The architecture outlined in the diagram above handles the failure of one node in all of the host groups except for the “masterx” group. See the table below for additional details about the component interactions in failure mode:

Component

Failure

User experience

Knox One of the Knox services is down External users will still be able to access all of the UIs, APIs, and JDBC.
Cloudera Manager The first node in manager host group is down The cluster operations (such as repair, scaling, and upgrade) will not work.
Cloudera Manager The second node in the manager host group is down No impact.
HMS One of the HMS services is down No impact.
Hue One of the Hue services is down in master host group No impact.
HS2 One of the HS2 services is down in the master host group External users will still be able to access the Hive service via JDBC. But if Hue was accessing that particular service it will not failover to the other host. The quick fix for Hue is to restart Hue to be able to use Hive functionality.
YARN One of the YARN services is down No impact.
HDFS One of the HDFS services is down No impact.
Nginx Nginx in one of the manager hosts is down Fifty percent of the UI, API, and JDBC calls will be affected. If the entire manager node is down, there is no impact. This is caused by the process of forwarding and health checking that is done by the network load-balancer.
Oozie One of the Oozie servers is down in the manager host group.

No impact for AWS and Azure as of Cloudera Runtime version 7.2.11.

If you create a custom template for DE HA, follow these two rules:

  1. Oozie must be in single hostgroup.
  2. Oozie and Hue must not be in the same hostgroup.

Custom templates

Any custom DE HA template that you create must be forked from the default templates of the corresponding version. You must create a custom cluster definition for this with the JSON parameter “enableLoadBalancers”: true , using the create-aws/azure/gcp-cluster CLI command parameter --request-template.

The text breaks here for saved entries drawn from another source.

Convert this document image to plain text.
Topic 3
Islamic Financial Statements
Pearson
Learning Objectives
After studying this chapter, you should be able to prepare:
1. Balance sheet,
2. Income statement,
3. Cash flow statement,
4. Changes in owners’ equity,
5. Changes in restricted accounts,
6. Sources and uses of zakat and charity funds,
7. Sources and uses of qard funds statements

Support for pre-existing custom cluster definitions will be added in a future release. As with the template, the custom cluster definition must be forked from the default cluster definition. You are allowed to modify the instance types and disks in the custom cluster definition. You must not change the placement of the services like Cloudera Manager, Oozie, and Hue. Currently the custom template is fully supported only via CLI.

The simplest way to change the DE HA definition is to create a custom cluster definition. In the Create Data Hub UI when you click Advanced Options, the default definition is not used fully, which will cause issues in the HA setup.